Need it be so? In some ways advances in machine learning are acting as the canary in the mine, alerting us to fundamental questions about what humans are for, and what it means to be human. The old model of Homo economicus—rational, selfish, greedy, lazy man—has passed its sell-by date. It is being replaced by what I like to call Homo fidelis—ethical, caring, generous, energetic woman and man. For as long as AGI remains science fiction, it is up to humans to determine what values the machines are to implement. If we get it right, the technologies of the machine learning age will provide new opportunities for Homo fidelis to promote human flourishing at its best.  

Whatever the future capabilities of machines, they cannot be morally load-bearing because humans are self-aware and mortal, whereas machines are not.

Paul Collier and John Kay

Christians have been thinking about what it means to be human for two millennia, building on what came before, and so they ought to have something to contribute to how humans flourish. In It Keeps Me Seeking, my co-authors and I ask our readers to imagine that they were writing about three thousand years ago for people who knew nothing of modern genetics or psychological science about what it means to be human. ‘You are writing for a storytelling culture, and so you would probably put it in the form of a story. Let’s say you set it in a garden. The garden is pleasant, but it is also designed for character formation, and so there is work to do, and also the possibility for a hard moral choice.
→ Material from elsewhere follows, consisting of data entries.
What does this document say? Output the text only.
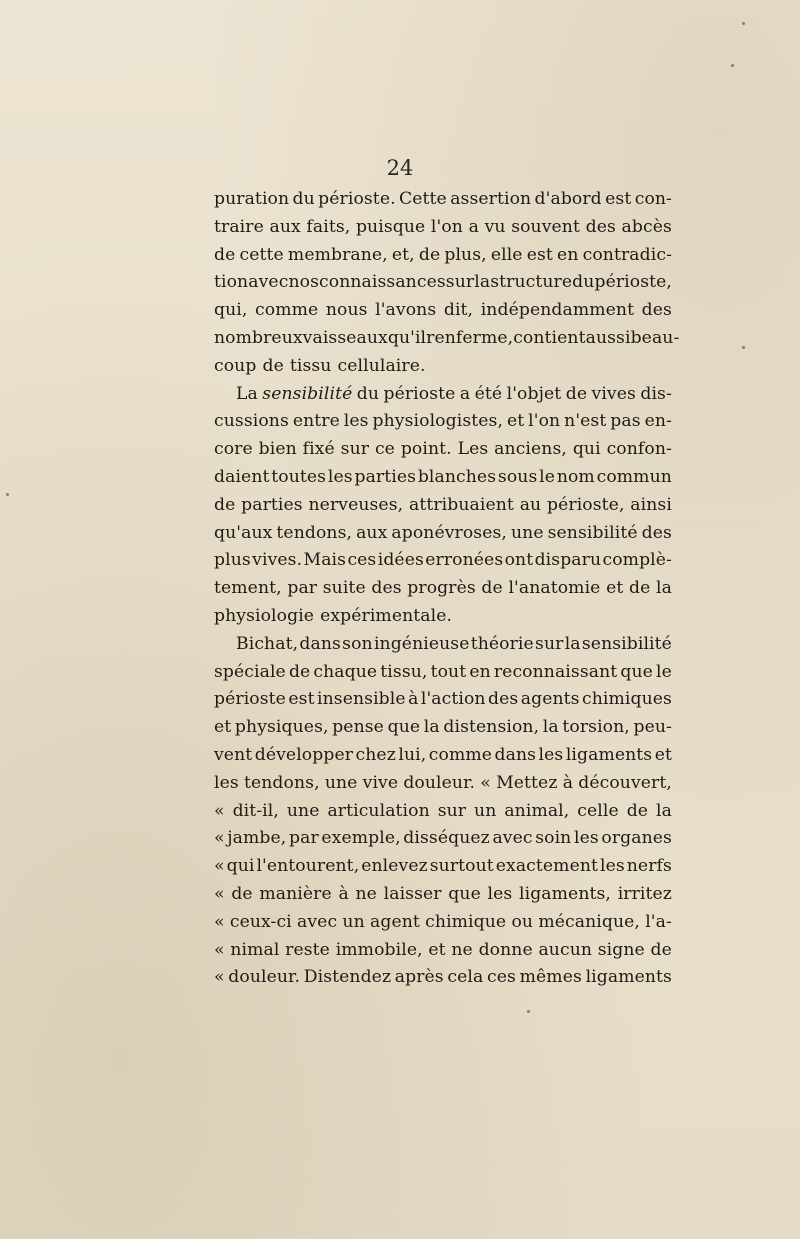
24
puration du périoste. Cette assertion d'abord est con-
traire aux faits, puisque l'on a vu souvent des abcès
de cette membrane, et, de plus, elle est en contradic-
tion avec nos connaissances sur la structure du périoste,
qui, comme nous l'avons dit, indépendamment des
nombreux vaisseaux qu'il renferme, contient aussi beau-
coup de tissu cellulaire.
La sensibilité du périoste a été l'objet de vives dis-
cussions entre les physiologistes, et l'on n'est pas en-
core bien fixé sur ce point. Les anciens, qui confon-
daient toutes les parties blanches sous le nom commun
de parties nerveuses, attribuaient au périoste, ainsi
qu'aux tendons, aux aponévroses, une sensibilité des
plus vives. Mais ces idées erronées ont disparu complè-
tement, par suite des progrès de l'anatomie et de la
physiologie expérimentale.
Bichat, dans son ingénieuse théorie sur la sensibilité
spéciale de chaque tissu, tout en reconnaissant que le
périoste est insensible à l'action des agents chimiques
et physiques, pense que la distension, la torsion, peu-
vent développer chez lui, comme dans les ligaments et
les tendons, une vive douleur. « Mettez à découvert,
« dit-il, une articulation sur un animal, celle de la
« jambe, par exemple, disséquez avec soin les organes
« qui l'entourent, enlevez surtout exactement les nerfs
« de manière à ne laisser que les ligaments, irritez
« ceux-ci avec un agent chimique ou mécanique, l'a-
« nimal reste immobile, et ne donne aucun signe de
« douleur. Distendez après cela ces mêmes ligaments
You want to convey that humans need social interactions (for the same reason that solitary confinement is a severe punishment), and so you try the literary thought experiment of having one solitary man and letting him encounter animals and name them. Animals can be useful and they can be good company. But ultimately no animals, not even a dog, are fully satisfactory as partners in work and companions in life. Humans need humans. An enriching component of human relationships is sex. So, the supreme gift to the solitary man in our story is companionship with an equal who is both like and unlike; a woman. It is hardly a complete account, but it is a good start. Oh, and there is one other aspect. They should be free of the shame which lies at the root of so much psychological disorder.’  
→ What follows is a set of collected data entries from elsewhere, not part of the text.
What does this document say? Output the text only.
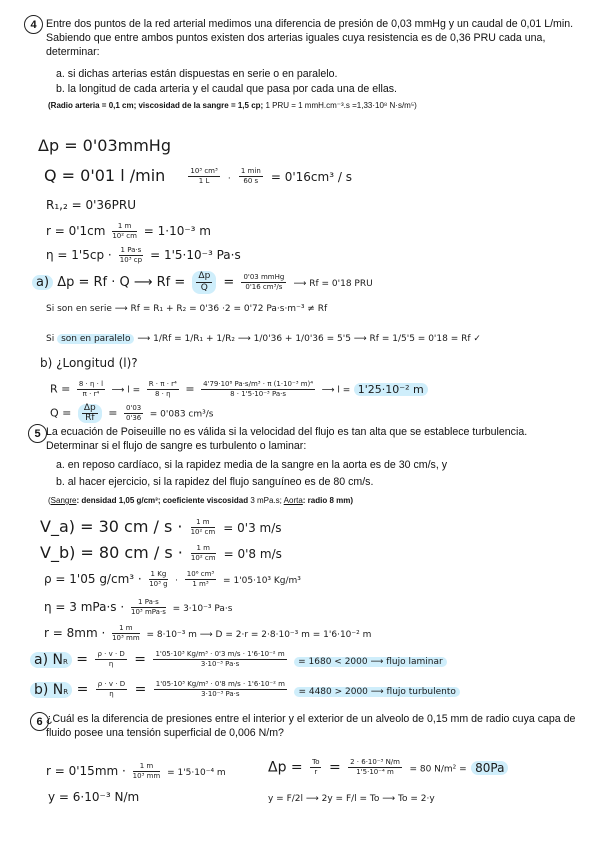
4 Entre dos puntos de la red arterial medimos una diferencia de presión de 0,03 mmHg y un caudal de 0,01 L/min. Sabiendo que entre ambos puntos existen dos arterias iguales cuya resistencia es de 0,36 PRU cada una, determinar:
a. si dichas arterias están dispuestas en serie o en paralelo.
b. la longitud de cada arteria y el caudal que pasa por cada una de ellas.
(Radio arteria = 0,1 cm; viscosidad de la sangre = 1,5 cp; 1 PRU = 1 mmH.cm⁻³.s =1,33·10⁸ N·s/m⁵)
Δp = 0'03mmHg
Q = 0'01 l /min	$\frac{\text{10³ cm³}}{1 L} \cdot \frac{1 \min}{60 s} = 0'16cm^3 / s$
R₁,₂ = 0'36PRU
$r = 0'1cm \frac{1 m}{\text{10² cm}} = 1\cdot 10^{-3}$ m
$\eta = 1'5cp \cdot \frac{1 Pa\cdot s}{\text{10³ cp}} = 1'5\cdot 10^{-3}$ Pa·s
a) Δp = Rf · Q ⟶ $Rf = \frac{\Delta p}{Q} = \frac{\text{0'03 mmHg}}{\text{0'16 cm³/s}}$ ⟶ Rf = 0'18 PRU
Si son en serie ⟶ Rf = R₁ + R₂ = 0'36 ·2 = 0'72 Pa·s·m⁻³ ≠ Rf
Si son en paralelo ⟶ 1/Rf = 1/R₁ + 1/R₂ ⟶ 1/0'36 + 1/0'36 = 5'5 ⟶ Rf = 1/5'5 = 0'18 = Rf ✓
b) ¿Longitud (l)?
$R = \frac{8 \cdot \eta \cdot l}{\text{π · r⁴}}$ ⟶ $l = \frac{\text{R · π · r⁴}}{8 \cdot \eta} = \frac{\text{4'79·10⁸ Pa·s/m³ · π (1·10⁻³ m)⁴}}{\text{8 · 1'5·10⁻³ Pa·s}}$ ⟶ l = 1'25·10⁻² m
$Q = \frac{\Delta p}{Rf} = \frac{0'03}{0'36} = 0'083$ cm³/s
5 La ecuación de Poiseuille no es válida si la velocidad del flujo es tan alta que se establece turbulencia. Determinar si el flujo de sangre es turbulento o laminar:
a. en reposo cardíaco, si la rapidez media de la sangre en la aorta es de 30 cm/s, y
b. al hacer ejercicio, si la rapidez del flujo sanguíneo es de 80 cm/s.
(Sangre: densidad 1,05 g/cm³; coeficiente viscosidad 3 mPa.s; Aorta: radio 8 mm)
V_a) = 30 cm / $s \cdot \frac{1 m}{\text{10² cm}} = 0'3$ m/s
V_b) = 80 cm / $s \cdot \frac{1 m}{\text{10² cm}} = 0'8$ m/s
ρ = 1'05 $g/cm^3 \cdot \frac{1 Kg}{\text{10³ g}} \cdot \frac{\text{10⁶ cm³}}{\text{1 m³}} = 1'05\cdot 10^3$ Kg/m³
η = 3 $mPa\cdot s \cdot \frac{1 Pa\cdot s}{\text{10³ mPa·s}} = 3\cdot 10^{-3}$ Pa·s
$r = 8mm \cdot \frac{1 m}{\text{10³ mm}} = 8\cdot 10^{-3}$ m ⟶ D = 2·r = 2·8·10⁻³ m = 1'6·10⁻² m
a) NR = $\frac{\rho \cdot v \cdot D}{\eta} = \frac{\text{1'05·10³ Kg/m³ · 0'3 m/s · 1'6·10⁻² m}}{\text{3·10⁻³ Pa·s}} = 1680 < 2000$ ⟶ flujo laminar
b) NR = $\frac{\rho \cdot v \cdot D}{\eta} = \frac{\text{1'05·10³ Kg/m³ · 0'8 m/s · 1'6·10⁻² m}}{\text{3·10⁻³ Pa·s}} = 4480 > 2000$ ⟶ flujo turbulento
6 ¿Cuál es la diferencia de presiones entre el interior y el exterior de un alveolo de 0,15 mm de radio cuya capa de fluido posee una tensión superficial de 0,006 N/m?
$r = 0'15mm \cdot \frac{1 m}{\text{10³ mm}} = 1'5\cdot 10^{-4}$ m	$\Delta p = \frac{To}{r} = \frac{\text{2 · 6·10⁻³ N/m}}{\text{1'5·10⁻⁴ m}} = 80$ N/m² = 80Pa
y = 6·10⁻³ N/m	y = F/2l ⟶ 2y = F/l = To ⟶ To = 2·y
As far as it goes, would you regard such an account as complete? If not, what would you add next? You can see where this is going. To be human you need to be responsible. So, you let the humans face the moral choice. You can even include an element of disinformation to make the choice harder. And then when it goes horribly wrong you let them discover that they are responsible for their actions, and that blaming one another does not help. If you have God in your story, then (uniquely for the humans) responsibility consists of accountability to God. This is how human distinctiveness was addressed in early Jewish thought. As an early articulation that to be human means to be responsible, the story of Adam and Eve is unsurpassed.  
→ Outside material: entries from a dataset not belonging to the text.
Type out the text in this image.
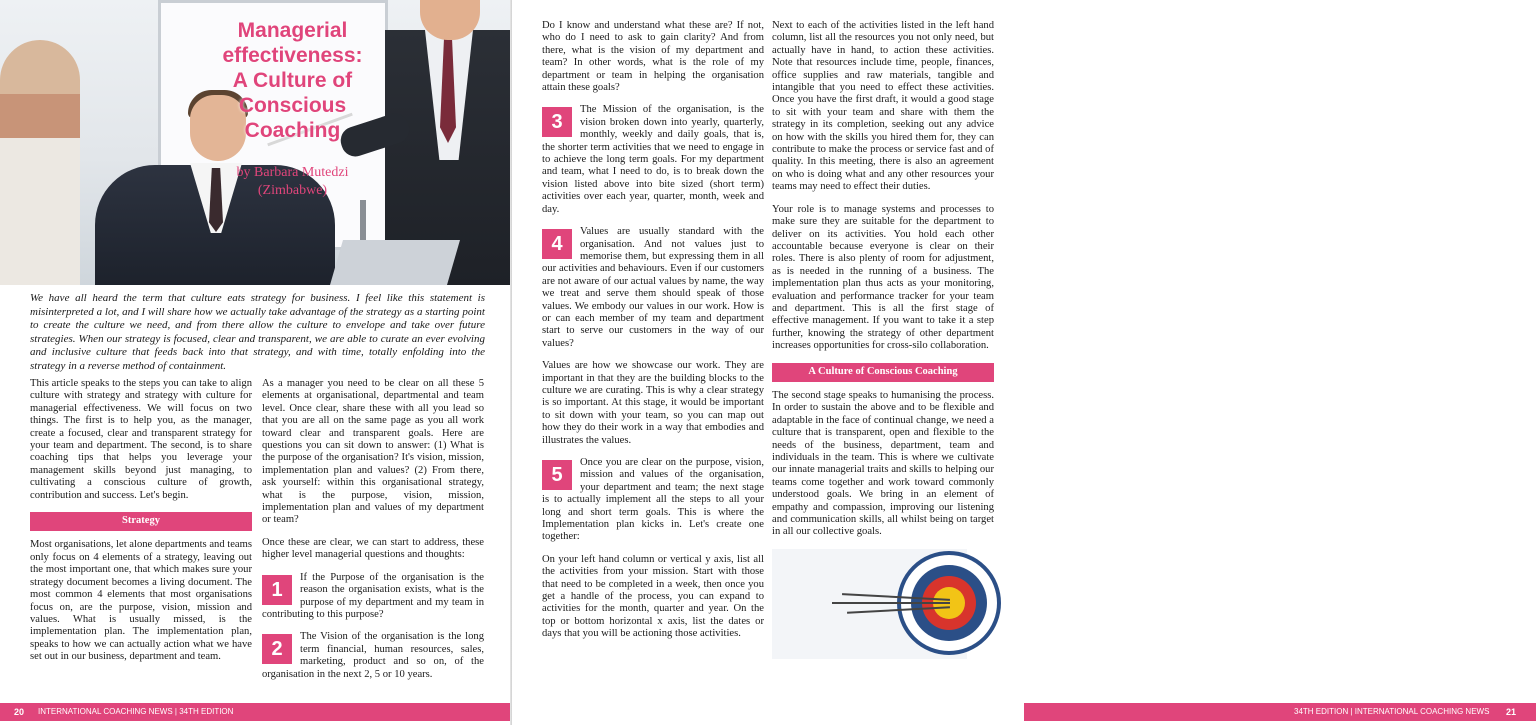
Managerial
effectiveness:
A Culture of
Conscious
Coaching
by Barbara Mutedzi
(Zimbabwe)

We have all heard the term that culture eats strategy for business. I feel like this statement is misinterpreted a lot, and I will share how we actually take advantage of the strategy as a starting point to create the culture we need, and from there allow the culture to envelope and take over future strategies. When our strategy is focused, clear and transparent, we are able to curate an ever evolving and inclusive culture that feeds back into that strategy, and with time, totally enfolding into the strategy in a reverse method of containment.

This article speaks to the steps you can take to align culture with strategy and strategy with culture for managerial effectiveness. We will focus on two things. The first is to help you, as the manager, create a focused, clear and transparent strategy for your team and department. The second, is to share coaching tips that helps you leverage your management skills beyond just managing, to cultivating a conscious culture of growth, contribution and success. Let's begin.

Strategy

Most organisations, let alone departments and teams only focus on 4 elements of a strategy, leaving out the most important one, that which makes sure your strategy document becomes a living document. The most common 4 elements that most organisations focus on, are the purpose, vision, mission and values. What is usually missed, is the implementation plan. The implementation plan, speaks to how we can actually action what we have set out in our business, department and team.

As a manager you need to be clear on all these 5 elements at organisational, departmental and team level. Once clear, share these with all you lead so that you are all on the same page as you all work toward clear and transparent goals. Here are questions you can sit down to answer: (1) What is the purpose of the organisation? It's vision, mission, implementation plan and values? (2) From there, ask yourself: within this organisational strategy, what is the purpose, vision, mission, implementation plan and values of my department or team?

Once these are clear, we can start to address, these higher level managerial questions and thoughts:

1
If the Purpose of the organisation is the reason the organisation exists, what is the purpose of my department and my team in contributing to this purpose?
2
The Vision of the organisation is the long term financial, human resources, sales, marketing, product and so on, of the organisation in the next 2, 5 or 10 years.
20 INTERNATIONAL COACHING NEWS | 34TH EDITION

Do I know and understand what these are? If not, who do I need to ask to gain clarity? And from there, what is the vision of my department and team? In other words, what is the role of my department or team in helping the organisation attain these goals?

3
The Mission of the organisation, is the vision broken down into yearly, quarterly, monthly, weekly and daily goals, that is, the shorter term activities that we need to engage in to achieve the long term goals. For my department and team, what I need to do, is to break down the vision listed above into bite sized (short term) activities over each year, quarter, month, week and day.
4
Values are usually standard with the organisation. And not values just to memorise them, but expressing them in all our activities and behaviours. Even if our customers are not aware of our actual values by name, the way we treat and serve them should speak of those values. We embody our values in our work. How is or can each member of my team and department start to serve our customers in the way of our values?

Values are how we showcase our work. They are important in that they are the building blocks to the culture we are curating. This is why a clear strategy is so important. At this stage, it would be important to sit down with your team, so you can map out how they do their work in a way that embodies and illustrates the values.

5
Once you are clear on the purpose, vision, mission and values of the organisation, your department and team; the next stage is to actually implement all the steps to all your long and short term goals. This is where the Implementation plan kicks in. Let's create one together:

On your left hand column or vertical y axis, list all the activities from your mission. Start with those that need to be completed in a week, then once you get a handle of the process, you can expand to activities for the month, quarter and year. On the top or bottom horizontal x axis, list the dates or days that you will be actioning those activities.

Next to each of the activities listed in the left hand column, list all the resources you not only need, but actually have in hand, to action these activities. Note that resources include time, people, finances, office supplies and raw materials, tangible and intangible that you need to effect these activities. Once you have the first draft, it would a good stage to sit with your team and share with them the strategy in its completion, seeking out any advice on how with the skills you hired them for, they can contribute to make the process or service fast and of quality. In this meeting, there is also an agreement on who is doing what and any other resources your teams may need to effect their duties.

Your role is to manage systems and processes to make sure they are suitable for the department to deliver on its activities. You hold each other accountable because everyone is clear on their roles. There is also plenty of room for adjustment, as is needed in the running of a business. The implementation plan thus acts as your monitoring, evaluation and performance tracker for your team and department. This is all the first stage of effective management. If you want to take it a step further, knowing the strategy of other department increases opportunities for cross-silo collaboration.

A Culture of Conscious Coaching

The second stage speaks to humanising the process. In order to sustain the above and to be flexible and adaptable in the face of continual change, we need a culture that is transparent, open and flexible to the needs of the business, department, team and individuals in the team. This is where we cultivate our innate managerial traits and skills to helping our teams come together and work toward commonly understood goals. We bring in an element of empathy and compassion, improving our listening and communication skills, all whilst being on target in all our collective goals.

34TH EDITION | INTERNATIONAL COACHING NEWS 21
In Greed is Dead, Paul Collier and John Kay reference Citizenship in a Networked Age as brilliantly elucidating the issue of morally pertinent decision-taking. They write, ‘Whatever the future capabilities of machines, they cannot be morally load-bearing because humans are self-aware and mortal, whereas machines are not. Machines can be used not only to complement and enhance human decision-making, but for bad: search optimisation has already morphed into influence-optimisation. We must keep morally pertinent decision-taking firmly in the domain of humanity.’  

The nature of humanity includes responsibility—for wise use of machine learning and much more besides. Accountability is part of life for people with widely differing philosophical, ethical, and religious world views. If we are willing to concede that accountability follows responsibility, then we should next ask, ‘Accountable to whom?’